Add to this, the challenge no one wants to say, that there are some veterans who will try and game the system, who don't need the services of the VA, or who chronically fail to show up to appointments denying another veteran the right to an appointment.

Don't get me wrong, I've had my share of struggles with the VA. They diagnosed me with PTSD and then told me it wasn't connected to my time in the military. Granted, I graduated from Ole Miss and our football and baseball teams have me constantly agitated, but we did have the Manning years.

And who now, would want the job Shinseki just left? My brother (also a veteran) and I had this discussion earlier on Friday. We decided the only job worse in America than the Secretary of Veterans Affairs may be to be on the floor of a slaughterhouse...only maybe.
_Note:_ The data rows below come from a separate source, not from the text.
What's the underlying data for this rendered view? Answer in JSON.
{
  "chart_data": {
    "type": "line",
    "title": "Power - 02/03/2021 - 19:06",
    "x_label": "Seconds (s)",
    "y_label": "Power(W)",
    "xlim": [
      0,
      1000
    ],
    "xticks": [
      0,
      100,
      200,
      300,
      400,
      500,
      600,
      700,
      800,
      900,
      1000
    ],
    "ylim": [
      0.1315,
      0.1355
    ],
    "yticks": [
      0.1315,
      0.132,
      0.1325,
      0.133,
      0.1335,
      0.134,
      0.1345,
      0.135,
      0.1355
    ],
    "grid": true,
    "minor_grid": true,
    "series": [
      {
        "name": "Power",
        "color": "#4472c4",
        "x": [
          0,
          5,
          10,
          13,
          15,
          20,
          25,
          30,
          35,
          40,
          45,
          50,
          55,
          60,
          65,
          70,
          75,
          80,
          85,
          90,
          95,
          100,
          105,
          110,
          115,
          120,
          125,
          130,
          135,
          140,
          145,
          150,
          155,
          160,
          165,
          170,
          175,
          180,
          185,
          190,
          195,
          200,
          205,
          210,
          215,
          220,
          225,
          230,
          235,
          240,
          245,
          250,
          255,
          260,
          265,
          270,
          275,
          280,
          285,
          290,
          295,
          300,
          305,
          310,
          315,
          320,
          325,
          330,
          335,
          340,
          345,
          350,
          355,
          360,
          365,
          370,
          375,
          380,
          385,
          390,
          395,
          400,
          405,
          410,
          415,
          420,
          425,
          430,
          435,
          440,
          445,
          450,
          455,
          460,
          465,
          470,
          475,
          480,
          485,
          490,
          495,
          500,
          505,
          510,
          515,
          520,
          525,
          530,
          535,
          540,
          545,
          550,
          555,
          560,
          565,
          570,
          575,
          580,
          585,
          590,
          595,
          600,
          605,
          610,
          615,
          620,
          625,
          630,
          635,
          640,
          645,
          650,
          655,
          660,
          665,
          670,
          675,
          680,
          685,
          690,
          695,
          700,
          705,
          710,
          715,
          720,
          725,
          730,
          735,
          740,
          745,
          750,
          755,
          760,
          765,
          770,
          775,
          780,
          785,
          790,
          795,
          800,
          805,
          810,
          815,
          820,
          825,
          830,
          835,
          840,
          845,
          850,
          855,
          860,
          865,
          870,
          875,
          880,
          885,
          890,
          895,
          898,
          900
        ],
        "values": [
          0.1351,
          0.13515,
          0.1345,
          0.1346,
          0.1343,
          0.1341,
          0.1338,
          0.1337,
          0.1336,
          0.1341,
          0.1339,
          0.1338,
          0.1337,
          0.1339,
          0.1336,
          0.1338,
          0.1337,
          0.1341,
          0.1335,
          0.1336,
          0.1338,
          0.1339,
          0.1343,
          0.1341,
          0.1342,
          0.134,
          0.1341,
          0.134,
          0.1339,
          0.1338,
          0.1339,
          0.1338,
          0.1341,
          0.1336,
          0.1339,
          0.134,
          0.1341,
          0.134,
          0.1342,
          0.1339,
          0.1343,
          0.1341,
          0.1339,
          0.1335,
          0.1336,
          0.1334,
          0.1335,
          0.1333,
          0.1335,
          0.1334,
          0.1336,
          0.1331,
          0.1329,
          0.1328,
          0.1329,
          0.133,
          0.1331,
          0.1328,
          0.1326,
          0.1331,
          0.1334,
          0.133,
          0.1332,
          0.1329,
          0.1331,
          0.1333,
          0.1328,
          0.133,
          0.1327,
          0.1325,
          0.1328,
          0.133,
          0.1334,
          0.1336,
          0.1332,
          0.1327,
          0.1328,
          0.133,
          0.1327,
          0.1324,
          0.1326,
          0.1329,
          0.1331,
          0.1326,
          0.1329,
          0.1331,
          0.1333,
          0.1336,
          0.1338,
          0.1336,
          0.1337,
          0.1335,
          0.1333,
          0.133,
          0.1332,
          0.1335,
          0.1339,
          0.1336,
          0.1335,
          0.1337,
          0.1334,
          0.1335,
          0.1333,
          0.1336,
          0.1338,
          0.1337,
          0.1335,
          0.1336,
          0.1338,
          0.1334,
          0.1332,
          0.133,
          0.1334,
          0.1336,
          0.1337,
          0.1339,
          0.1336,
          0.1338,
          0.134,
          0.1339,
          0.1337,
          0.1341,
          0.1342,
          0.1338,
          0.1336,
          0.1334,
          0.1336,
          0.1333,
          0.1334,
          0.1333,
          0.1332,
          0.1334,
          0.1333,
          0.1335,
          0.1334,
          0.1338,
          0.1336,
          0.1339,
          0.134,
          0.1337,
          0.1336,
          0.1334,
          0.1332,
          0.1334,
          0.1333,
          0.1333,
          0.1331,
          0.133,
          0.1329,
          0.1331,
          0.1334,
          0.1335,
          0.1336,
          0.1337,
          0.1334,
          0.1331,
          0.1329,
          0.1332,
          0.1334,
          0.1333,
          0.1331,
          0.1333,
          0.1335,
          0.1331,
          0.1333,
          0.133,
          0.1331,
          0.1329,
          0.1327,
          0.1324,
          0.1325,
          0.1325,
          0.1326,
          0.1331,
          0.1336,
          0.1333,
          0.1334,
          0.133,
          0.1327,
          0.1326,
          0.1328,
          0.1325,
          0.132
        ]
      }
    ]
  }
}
Why? Because as the Secretary of the VA, the same people who won't fund you, blame you. The same people who vote for America's men and women to go to war, won't accept that going to war is going to create an influx of veterans when they come home.

So yes, the VA is a struggling institution, but not because of Shineski's leadership, and not because 90 percent or more of the people who work at the VA are evil and hate veterans. Instead, they're deeply compassionate, largely underpaid, hard working, innovative community members who think daily how to do more with less.

So if you're throwing stones are you willing to build back up the VA, or will you just keep throwing stones?